Casi tres años hemos tenido que esperar para el estreno en España de la última película de Todd Haynes, autor cuya filmografía, breve pero muy potente, se caracteriza por la diversidad de propuestas formales para resolver –y reinventar– distintos géneros del celuloide. I’m not there es una nueva e iconoclasta incursión del realizador en el musical y en la biografía, como ya lo hiciera en 1998 con la estupenda Velvet Goldmine; sólo que ahora no proyecta una visión global, entre sociológica y telúrica, sobre un fenómeno de la música popular, sino que se atiene a una inmersión mitológica en el universo de uno de los grandes creadores de nuestra época: Bob Dylan.
I’m not there es una creación poliédrica y multiperspectivista, fragmentaria y yuxtapuesta, un biopic que rehuye de manera consciente todas las convenciones del género. Para empezar, el protagonista no es encarnado por una estrella que ha forzado al límite sus capacidades interpretativas y su aspecto físico con el objetivo de parecerse al referente biografiado, sino que seis actores muy diferentes respecto al original (entre ellos, una mujer y un niño negro) personifican cada una de las seis “máscaras” –Haynes dixit– del cantautor de Duluth. Con ello, el director patentiza tanto la conciencia sobre la imposibilidad de ahondar honestamente en la complejidad psíquica de un genio como la ambición de reflejar una suerte de verdad espiritual y artística del retratado, que sea capaz de trascender las peripecias vitales del mismo y de revelarnos el cómo y el porqué de su fascinación, de su talento y de su creatividad. De hecho, el filme no pretende exponer la trayectoria vital de Dylan; de ahí que las máscaras tengan nombres diferentes y que, salvo en el rótulo de apertura, no se mencione más al homenajeado. Aparecerán, eso sí, sus canciones (la mayoría sintomáticamente en covers), y también, un tanto tergiversadas y deslavazadas, algunas anécdotas biográficas de dominio público en parte de las historias contadas (sobre todo, en las protagonizadas por Christian Bale y Cate Blanchett), con el propósito de recordarnos que, por muy alejadas que parezcan algunas tramas de Dylan y su contexto, son sólo facetas de un mismo diamante.
En coherencia con la figura en torno a la cual pivota la obra, el realizador californiano opta por construir su relato de una forma más musical que narrativa, como una sinfonía con movimientos diferentes que se superponen, se mezclan, se retoman y se transforman.
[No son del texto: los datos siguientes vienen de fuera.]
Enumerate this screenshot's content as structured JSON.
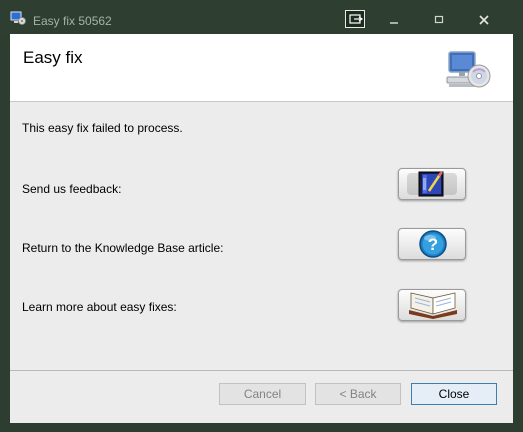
{
  "window": {
    "title": "Easy fix 50562"
  },
  "header": {
    "title": "Easy fix"
  },
  "body": {
    "message": "This easy fix failed to process.",
    "rows": [
      {
        "label": "Send us feedback:",
        "icon": "feedback-book-pencil-icon"
      },
      {
        "label": "Return to the Knowledge Base article:",
        "icon": "help-question-icon"
      },
      {
        "label": "Learn more about easy fixes:",
        "icon": "open-book-icon"
      }
    ]
  },
  "footer": {
    "cancel_label": "Cancel",
    "back_label": "< Back",
    "close_label": "Close"
  },
  "colors": {
    "accent": "#3c7fb1",
    "titlebar": "#2e3e31",
    "client": "#ececec"
  }
}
La plasmación formal de ello se traduce brillantemente en un calidoscopio de opciones visuales asociadas a cada uno de los alter ego dylanianos: el minimalismo en blanco y negro, casi abstracto, que recoge los testimonios del poeta callejero Arthur Rimbaud (sic), enlaza con las imágenes documentalistas vinculadas al cantante de folk –y futuro predicador evangelista– Jack Rollins, y pasa por el clasicismo que narra las aventuras del pequeño Woody, sin olvidar la felliniana crisis creativa protagonizada por el andrógino Jude Quinn o el western crepuscular del envejecido Billy (inevitables las referencias a Peckinpah y su Pat Garret y Billy el Niño), para llegar a la très europeén vida de la moviestar Robbie Clark.
Heath Ledger, Christian Bale, Cate Blanchett, Richard Gere, Marcus Carl Franklin, Ben Whishaw: todos son Dylan, y ninguno lo es; la elección de la canción “I’m not there” como título de la cinta responde al deseo, entre irónico y programático, de manifestar que, efectivamente, el compositor de Minnesota no está en el filme. Obra inteligente, y arriesgada, tan lúdica como lúcida, se constituye en emblema de una cierta concepción intelectual del cine, muy en boga entre algunos sectores artísticos en general, y estadounidenses en particular, que aúna a partes iguales la vertiente creativa del proceso fílmico con su componente de evasión más frívola o espectacular, en tanto que industria y medio de entretenimiento de masas. A diferencia de otros autores, empero, Haynes no hace de la originalidad un propósito en sí, y su cinefilia no pergeña un pastiche posmoderno que legaliza –o excusa– cualquier salida de tono huecamente efectista, sino que encaja con destreza piezas de orígenes diversos para armar, mediante un voluptuoso y exquisito barroquismo, una liberadora subversión de los códigos expresivos tantas veces repetidos en la gran pantalla, con el propósito de recuperar, de forma innovadora y espléndida, las potencialidades de arte total del cinematógrafo.
Los fans de Dylan, los admiradores de No direction home, los amantes del séptimo arte no se arrepentirán de ver y de degustar, al salir de la sala de proyección, este largometraje, con calma, con agradecimiento.